I would hope that an airline realizes that paying $X for IDB is far more costly in terms of goodwill loss than paying $X for VDB, so that it should be willing to pay significantly more for a VDB than the mandated cost for IDB for goodwill purposes. If the gate agents were limited in the VDB compensation they could offer, then it would seem that United (or Republic) policy on the matter has the limit set too low when considering the goodwill effects (even in the absence of an escalation like what happened in the Dao situation).
(Yes, I know there is a separate argument about whether the Dao situation was IDB in the usual sense or not, but for the purpose of this discussion, letting “DB” mean “deboarding [of an already boarded passenger]” instead “denied boarding” does not change that paying to find a volunteer is far better in goodwill terms than involuntarily forcing someone off.)
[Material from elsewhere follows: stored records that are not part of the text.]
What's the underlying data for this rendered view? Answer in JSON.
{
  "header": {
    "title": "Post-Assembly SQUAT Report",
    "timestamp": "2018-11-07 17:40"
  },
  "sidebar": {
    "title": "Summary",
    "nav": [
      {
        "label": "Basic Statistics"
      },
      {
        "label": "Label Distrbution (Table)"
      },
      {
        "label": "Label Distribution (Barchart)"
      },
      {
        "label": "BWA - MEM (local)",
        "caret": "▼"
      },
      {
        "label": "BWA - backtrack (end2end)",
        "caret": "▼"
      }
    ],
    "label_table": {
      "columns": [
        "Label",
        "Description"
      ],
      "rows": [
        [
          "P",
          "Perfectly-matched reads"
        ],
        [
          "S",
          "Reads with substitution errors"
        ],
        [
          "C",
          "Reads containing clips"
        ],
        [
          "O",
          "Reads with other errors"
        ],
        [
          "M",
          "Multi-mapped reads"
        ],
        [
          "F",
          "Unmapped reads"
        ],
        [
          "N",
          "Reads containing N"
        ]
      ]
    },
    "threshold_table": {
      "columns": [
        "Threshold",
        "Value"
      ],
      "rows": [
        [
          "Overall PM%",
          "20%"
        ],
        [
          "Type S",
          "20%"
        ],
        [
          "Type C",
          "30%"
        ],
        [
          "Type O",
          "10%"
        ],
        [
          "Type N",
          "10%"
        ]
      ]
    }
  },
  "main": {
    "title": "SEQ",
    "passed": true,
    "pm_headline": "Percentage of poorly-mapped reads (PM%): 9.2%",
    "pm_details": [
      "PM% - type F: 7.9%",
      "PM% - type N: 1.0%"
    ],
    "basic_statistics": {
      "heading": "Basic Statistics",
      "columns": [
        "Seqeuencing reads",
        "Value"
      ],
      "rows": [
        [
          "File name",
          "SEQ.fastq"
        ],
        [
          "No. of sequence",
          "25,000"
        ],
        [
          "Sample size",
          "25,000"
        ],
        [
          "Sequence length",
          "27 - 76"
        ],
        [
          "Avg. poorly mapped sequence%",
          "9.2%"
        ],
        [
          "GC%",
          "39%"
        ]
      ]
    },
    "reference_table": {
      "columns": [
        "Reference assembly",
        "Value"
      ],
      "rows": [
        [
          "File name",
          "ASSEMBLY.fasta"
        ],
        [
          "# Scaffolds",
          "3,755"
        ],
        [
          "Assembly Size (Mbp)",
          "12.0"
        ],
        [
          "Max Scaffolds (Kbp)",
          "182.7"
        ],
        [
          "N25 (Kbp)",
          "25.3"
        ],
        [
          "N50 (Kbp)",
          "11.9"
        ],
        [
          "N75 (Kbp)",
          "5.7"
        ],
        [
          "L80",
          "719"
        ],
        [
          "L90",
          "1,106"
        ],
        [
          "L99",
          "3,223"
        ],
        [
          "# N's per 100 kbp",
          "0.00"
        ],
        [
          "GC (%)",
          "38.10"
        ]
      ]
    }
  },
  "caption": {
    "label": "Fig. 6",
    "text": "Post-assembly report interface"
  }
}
I’m sure some inspiring CS student can come up with a bidding app to help airlines manage this. Flight overbooked? Need passengers to opt out of their seat and be rebooked on a later flight? Everyone enters their bids and seat number on the app, lowest and quickest wins/loses their seat. I’d bet it would work better than asking for volunteers and dangling offers. Gaming theory. The backstop could be that people will be bumped randomly if needed.
How many times does it need to be said that a criminal case adjudicated over 10 years ago has absolutely no bearing on what happened to Dr. Dao in any way, shape, or form.
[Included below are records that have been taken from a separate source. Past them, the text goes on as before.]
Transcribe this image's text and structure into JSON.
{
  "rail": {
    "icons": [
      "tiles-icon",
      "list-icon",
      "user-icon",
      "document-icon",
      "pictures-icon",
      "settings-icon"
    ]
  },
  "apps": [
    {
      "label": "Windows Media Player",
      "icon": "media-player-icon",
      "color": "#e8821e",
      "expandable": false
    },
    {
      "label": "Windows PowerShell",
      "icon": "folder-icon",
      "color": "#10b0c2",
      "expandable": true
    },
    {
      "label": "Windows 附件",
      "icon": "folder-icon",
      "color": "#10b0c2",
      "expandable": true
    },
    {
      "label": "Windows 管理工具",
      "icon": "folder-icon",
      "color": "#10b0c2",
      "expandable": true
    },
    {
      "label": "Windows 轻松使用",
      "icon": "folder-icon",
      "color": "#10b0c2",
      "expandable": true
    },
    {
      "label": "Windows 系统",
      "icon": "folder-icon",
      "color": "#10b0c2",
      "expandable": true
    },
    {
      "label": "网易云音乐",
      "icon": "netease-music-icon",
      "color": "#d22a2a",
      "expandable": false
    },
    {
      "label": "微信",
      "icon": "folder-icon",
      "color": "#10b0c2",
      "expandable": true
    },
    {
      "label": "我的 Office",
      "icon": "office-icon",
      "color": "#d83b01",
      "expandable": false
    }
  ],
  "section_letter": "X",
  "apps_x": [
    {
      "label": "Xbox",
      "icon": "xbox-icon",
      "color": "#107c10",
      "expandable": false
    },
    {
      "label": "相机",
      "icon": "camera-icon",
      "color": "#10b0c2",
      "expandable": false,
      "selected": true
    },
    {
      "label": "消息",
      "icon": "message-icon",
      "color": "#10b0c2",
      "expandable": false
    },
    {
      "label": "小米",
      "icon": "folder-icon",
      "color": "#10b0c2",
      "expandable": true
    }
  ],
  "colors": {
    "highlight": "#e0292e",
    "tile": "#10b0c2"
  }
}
Considering all that, to even bring it up at this point is not only a red herring, but IS ESSENTIALLY VICTIM BLAMING.
It’s no different in my book from a bully who justifies his/her bullying by saying, but [victim] did [something bad in the past irrelevant to the actions of the bully].
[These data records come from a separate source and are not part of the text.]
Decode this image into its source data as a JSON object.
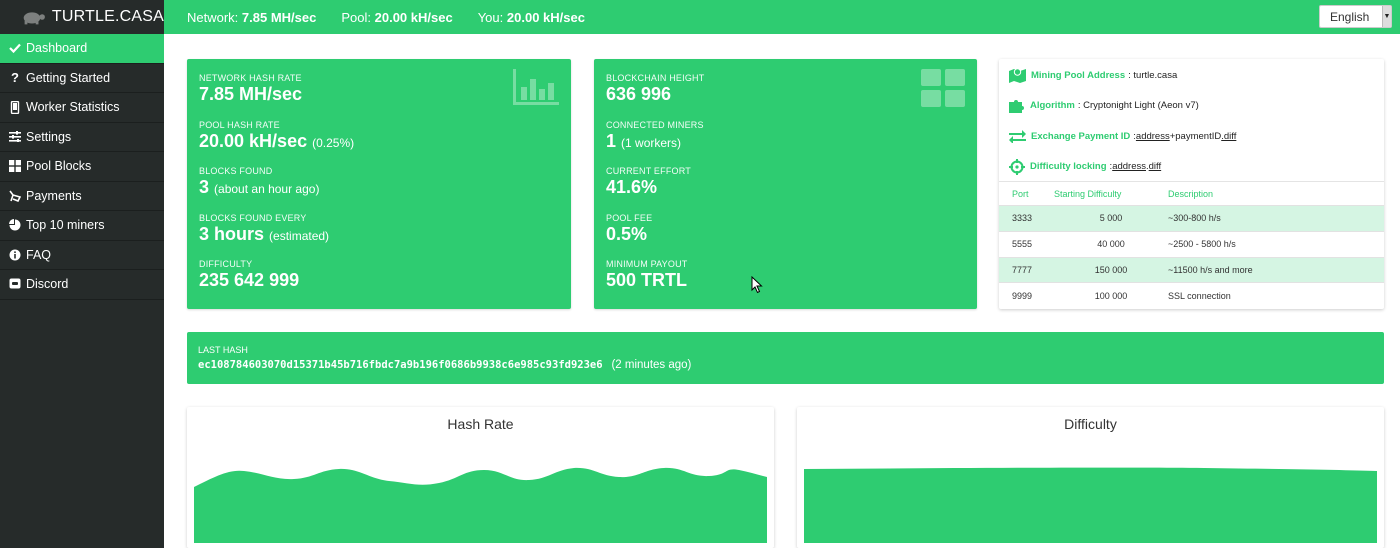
{
  "header": {
    "brand": "TURTLE.CASA",
    "stats": [
      {
        "label": "Network:",
        "value": "7.85 MH/sec"
      },
      {
        "label": "Pool:",
        "value": "20.00 kH/sec"
      },
      {
        "label": "You:",
        "value": "20.00 kH/sec"
      }
    ],
    "language": "English"
  },
  "sidebar": {
    "items": [
      {
        "label": "Dashboard",
        "icon": "check-icon",
        "active": true
      },
      {
        "label": "Getting Started",
        "icon": "question-icon"
      },
      {
        "label": "Worker Statistics",
        "icon": "mobile-icon"
      },
      {
        "label": "Settings",
        "icon": "sliders-icon"
      },
      {
        "label": "Pool Blocks",
        "icon": "grid-icon"
      },
      {
        "label": "Payments",
        "icon": "wallet-icon"
      },
      {
        "label": "Top 10 miners",
        "icon": "pie-icon"
      },
      {
        "label": "FAQ",
        "icon": "info-icon"
      },
      {
        "label": "Discord",
        "icon": "discord-icon"
      }
    ]
  },
  "network_card": {
    "metrics": [
      {
        "label": "NETWORK HASH RATE",
        "value": "7.85 MH/sec",
        "sub": ""
      },
      {
        "label": "POOL HASH RATE",
        "value": "20.00 kH/sec",
        "sub": "(0.25%)"
      },
      {
        "label": "BLOCKS FOUND",
        "value": "3",
        "sub": "(about an hour ago)"
      },
      {
        "label": "BLOCKS FOUND EVERY",
        "value": "3 hours",
        "sub": "(estimated)"
      },
      {
        "label": "DIFFICULTY",
        "value": "235 642 999",
        "sub": ""
      }
    ]
  },
  "chain_card": {
    "metrics": [
      {
        "label": "BLOCKCHAIN HEIGHT",
        "value": "636 996",
        "sub": ""
      },
      {
        "label": "CONNECTED MINERS",
        "value": "1",
        "sub": "(1 workers)"
      },
      {
        "label": "CURRENT EFFORT",
        "value": "41.6%",
        "sub": ""
      },
      {
        "label": "POOL FEE",
        "value": "0.5%",
        "sub": ""
      },
      {
        "label": "MINIMUM PAYOUT",
        "value": "500 TRTL",
        "sub": ""
      }
    ]
  },
  "info": {
    "pool_address_label": "Mining Pool Address",
    "pool_address": ": turtle.casa",
    "algorithm_label": "Algorithm",
    "algorithm": ": Cryptonight Light (Aeon v7)",
    "payment_id_label": "Exchange Payment ID",
    "payment_id_sep": ": ",
    "payment_id_a": "address",
    "payment_id_b": "+paymentID",
    "payment_id_c": ".diff",
    "diff_lock_label": "Difficulty locking",
    "diff_lock_sep": ": ",
    "diff_lock_a": "address",
    "diff_lock_b": " . ",
    "diff_lock_c": "diff"
  },
  "ports": {
    "headers": [
      "Port",
      "Starting Difficulty",
      "Description"
    ],
    "rows": [
      [
        "3333",
        "5 000",
        "~300-800 h/s"
      ],
      [
        "5555",
        "40 000",
        "~2500 - 5800 h/s"
      ],
      [
        "7777",
        "150 000",
        "~11500 h/s and more"
      ],
      [
        "9999",
        "100 000",
        "SSL connection"
      ]
    ]
  },
  "last_hash": {
    "label": "LAST HASH",
    "hash": "ec108784603070d15371b45b716fbdc7a9b196f0686b9938c6e985c93fd923e6",
    "ago": "(2 minutes ago)"
  },
  "charts": {
    "hashrate_title": "Hash Rate",
    "difficulty_title": "Difficulty",
    "color": "#2ecc71"
  },
  "colors": {
    "accent": "#2ecc71",
    "sidebar": "#262b2a",
    "row_alt": "#d5f5e3"
  }
}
And if a bully attempted to use that as part of an apology at my Catholic elementary school, the teachers/principal would not only reject that apology as completely invalid, but likely compound the punishments heaped upon the student* to make clear this form of “apologizing” is really a non-apology and thus, unacceptable.
Up to and including the principal telling the bully and his/her parents s/he's expelled and should find themselves another school to attend.
Well, everyone on the flight thought it was important to get to Louisville on that flight.
But increasing the offer until enough volunteers take it will find out which passengers place the least importance on getting to Louisville on that particular flight (i.e. the volunteers who take the offer that others do not).
Most definitely. I don’t even use the vouchers, they are basically worthless. When you offer cash, you will definitely get more takers. Certainly allowing agents to that instead of the suggestion to call a escalating number of supervisors is the smart route. For that route, I think people would take far less than 2K. That’s a months salary for many.
why don’t we look into the background of all the people involved? The manager who made the decision to bump passengers, the crew that showed up suspiciously late, the 3 airport cops, Munoz himself. I’m sure if we go back 10 years we will find all sorts of juicy details of their imperfection that we can use against them and thereby distract everyone from the real facts of the case.
The WaPo had an article about this, titled something like, “crucified man had previous run-ins with the law”.